Conor O’Brien / Villagers ritorna con That Golden Time.
Una citazione di Friedrich Nietzsche, da “Al di là del bene e del male”, appare, in esergo, nel libretto del nuovo disco di Conor O’Brien / Villagers, That Golden Time, proprio prima dei testi e delle note. Nel lungo estratto il filosofo tedesco cita la necessità d’indipendenza, la costrizione nei rapporti umani, sentimentali e politici. Le canzoni affrontano in gran parte situazioni simili e comunque non si discostano molto dalla cifra stilistica del cantautore irlandese. Una discografia dalla quale si staglia l’intenso Darling Arithmetic (2015) confermato dal seguente Where Have You Been All My Life?, un asciutto compendio di session dal vivo dello stesso periodo.
Un disco più tradizionale dei precedenti
Con That Golden Time (Domino Records), Villagers torna ad arrangiamenti più tradizionali, senza l’esuberante elettronica che caratterizzava gli ultimi due dischi: The Art Of Pretending To Swim (2018) e Fever Dreams (2021). Rimane l’uso intensivo di batterie e tastiere ‘’sintetiche’’, visto che l’elenco dei musicisti consta solo dei numerosi ospiti, tra cui spicca il decano del folk irlandese, Dónal Lunny, al bouzouki. La selezione non è brillantissima, e i testi un pochino pessimisti e contorti. Non aiuta neanche la performance vocale, quasi sedata, di Conor O’Brien, che sembra assecondare i temi sconsolati delle canzoni, rivelando forse un difficile momento della propria vita.
I momenti migliori
Dalla scaletta si elevano la title-track, un brano finalmente arioso, che evoca persino atmosfere floydiane, e i due brani finali.
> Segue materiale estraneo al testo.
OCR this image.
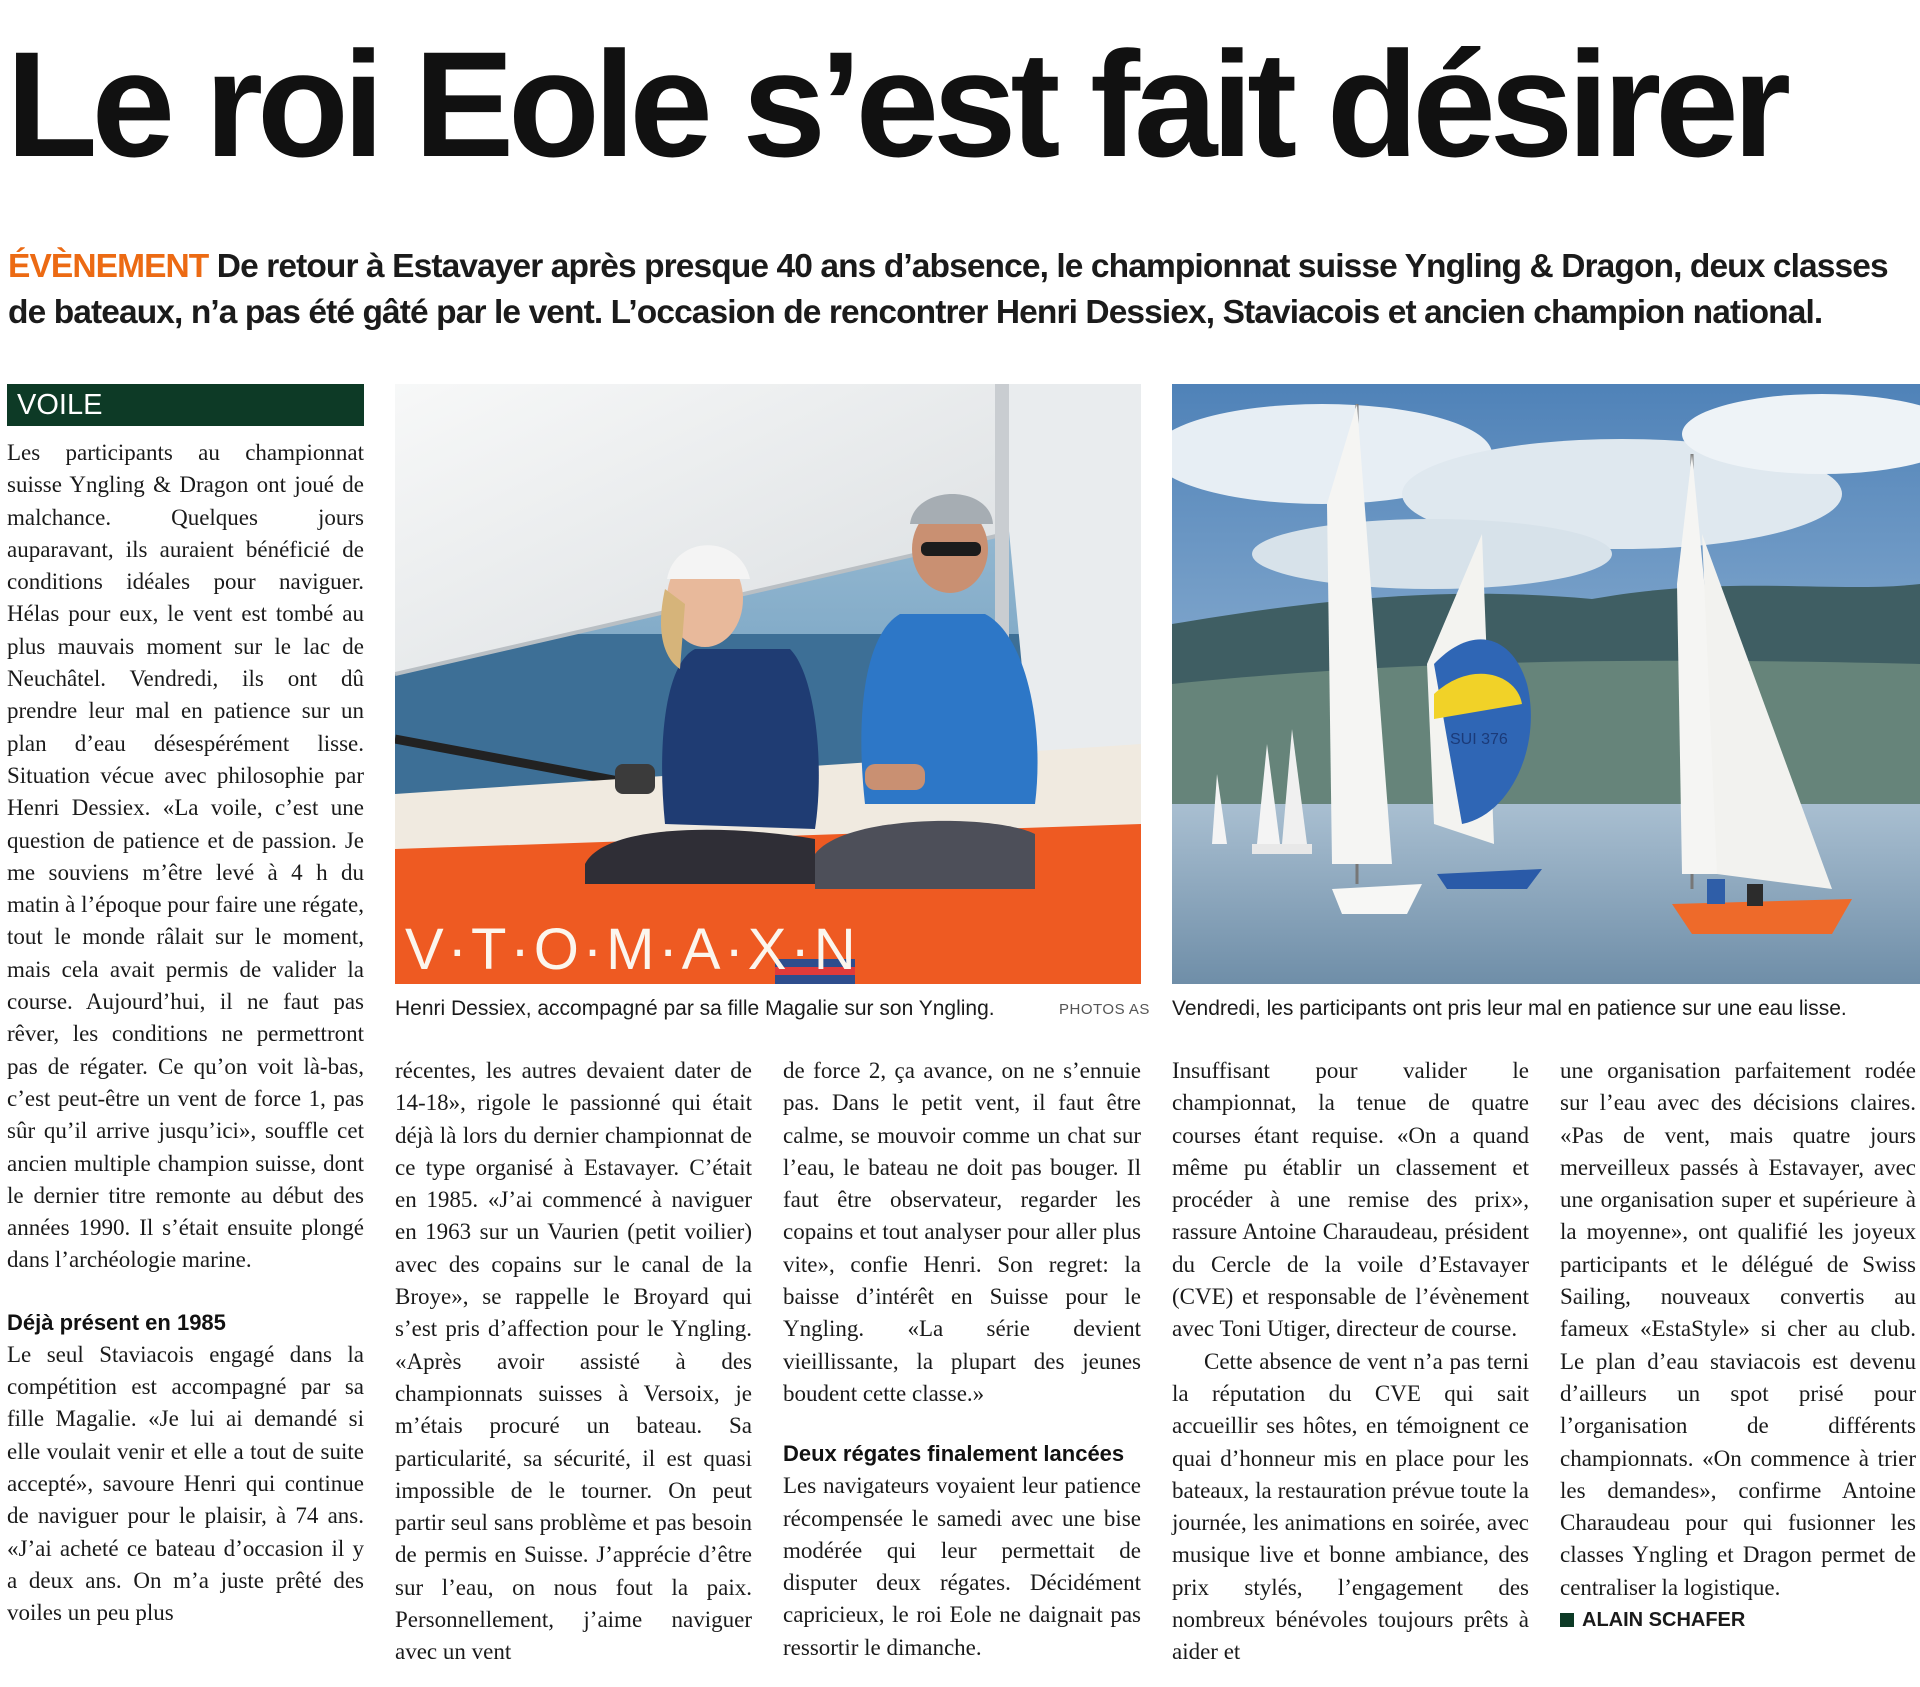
Le roi Eole s’est fait désirer

ÉVÈNEMENT De retour à Estavayer après presque 40 ans d’absence, le championnat suisse Yngling & Dragon, deux classes de bateaux, n’a pas été gâté par le vent. L’occasion de rencontrer Henri Dessiex, Staviacois et ancien champion national.

VOILE

Les participants au championnat suisse Yngling & Dragon ont joué de malchance. Quelques jours auparavant, ils auraient bénéficié de conditions idéales pour naviguer. Hélas pour eux, le vent est tombé au plus mauvais moment sur le lac de Neuchâtel. Vendredi, ils ont dû prendre leur mal en patience sur un plan d’eau désespérément lisse. Situation vécue avec philosophie par Henri Dessiex. «La voile, c’est une question de patience et de passion. Je me souviens m’être levé à 4 h du matin à l’époque pour faire une régate, tout le monde râlait sur le moment, mais cela avait permis de valider la course. Aujourd’hui, il ne faut pas rêver, les conditions ne permettront pas de régater. Ce qu’on voit là-bas, c’est peut-être un vent de force 1, pas sûr qu’il arrive jusqu’ici», souffle cet ancien multiple champion suisse, dont le dernier titre remonte au début des années 1990. Il s’était ensuite plongé dans l’archéologie marine.

Déjà présent en 1985

Le seul Staviacois engagé dans la compétition est accompagné par sa fille Magalie. «Je lui ai demandé si elle voulait venir et elle a tout de suite accepté», savoure Henri qui continue de naviguer pour le plaisir, à 74 ans. «J’ai acheté ce bateau d’occasion il y a deux ans. On m’a juste prêté des voiles un peu plus

V·T·O·M·A·X·N
Henri Dessiex, accompagné par sa fille Magalie sur son Yngling.	PHOTOS AS
SUI 376
Vendredi, les participants ont pris leur mal en patience sur une eau lisse.

récentes, les autres devaient dater de 14-18», rigole le passionné qui était déjà là lors du dernier championnat de ce type organisé à Estavayer. C’était en 1985. «J’ai commencé à naviguer en 1963 sur un Vaurien (petit voilier) avec des copains sur le canal de la Broye», se rappelle le Broyard qui s’est pris d’affection pour le Yngling. «Après avoir assisté à des championnats suisses à Versoix, je m’étais procuré un bateau. Sa particularité, sa sécurité, il est quasi impossible de le tourner. On peut partir seul sans problème et pas besoin de permis en Suisse. J’apprécie d’être sur l’eau, on nous fout la paix. Personnellement, j’aime naviguer avec un vent

de force 2, ça avance, on ne s’ennuie pas. Dans le petit vent, il faut être calme, se mouvoir comme un chat sur l’eau, le bateau ne doit pas bouger. Il faut être observateur, regarder les copains et tout analyser pour aller plus vite», confie Henri. Son regret: la baisse d’intérêt en Suisse pour le Yngling. «La série devient vieillissante, la plupart des jeunes boudent cette classe.»

Deux régates finalement lancées

Les navigateurs voyaient leur patience récompensée le samedi avec une bise modérée qui leur permettait de disputer deux régates. Décidément capricieux, le roi Eole ne daignait pas ressortir le dimanche.

Insuffisant pour valider le championnat, la tenue de quatre courses étant requise. «On a quand même pu établir un classement et procéder à une remise des prix», rassure Antoine Charaudeau, président du Cercle de la voile d’Estavayer (CVE) et responsable de l’évènement avec Toni Utiger, directeur de course.

Cette absence de vent n’a pas terni la réputation du CVE qui sait accueillir ses hôtes, en témoignent ce quai d’honneur mis en place pour les bateaux, la restauration prévue toute la journée, les animations en soirée, avec musique live et bonne ambiance, des prix stylés, l’engagement des nombreux bénévoles toujours prêts à aider et

une organisation parfaitement rodée sur l’eau avec des décisions claires. «Pas de vent, mais quatre jours merveilleux passés à Estavayer, avec une organisation super et supérieure à la moyenne», ont qualifié les joyeux participants et le délégué de Swiss Sailing, nouveaux convertis au fameux «EstaStyle» si cher au club. Le plan d’eau staviacois est devenu d’ailleurs un spot prisé pour l’organisation de différents championnats. «On commence à trier les demandes», confirme Antoine Charaudeau pour qui fusionner les classes Yngling et Dragon permet de centraliser la logistique.

ALAIN SCHAFER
Prima troviamo Behind That Curtain, un’amara metafora che contrappone i meccanismi teatrali agli ostacoli della vita, brano che si chiude in un misterioso caos rumoristico. Chiude il disco la dolceamara Money On The Mind, canzone suadente e caustica, impreziosita dalla voce di una cantante d’opera. Come nell’ultimo Iron & Wine, anche quest’opera si avvale di arrangiamenti orchestrali (dello stesso O’Brien), ma con assai meno efficacia. That Golden Time, insomma, sembra chiudere un periodo transitorio ed esplorativo, nascondendo, probabilmente, una piccola stasi creativa.
Be the first to leave a review.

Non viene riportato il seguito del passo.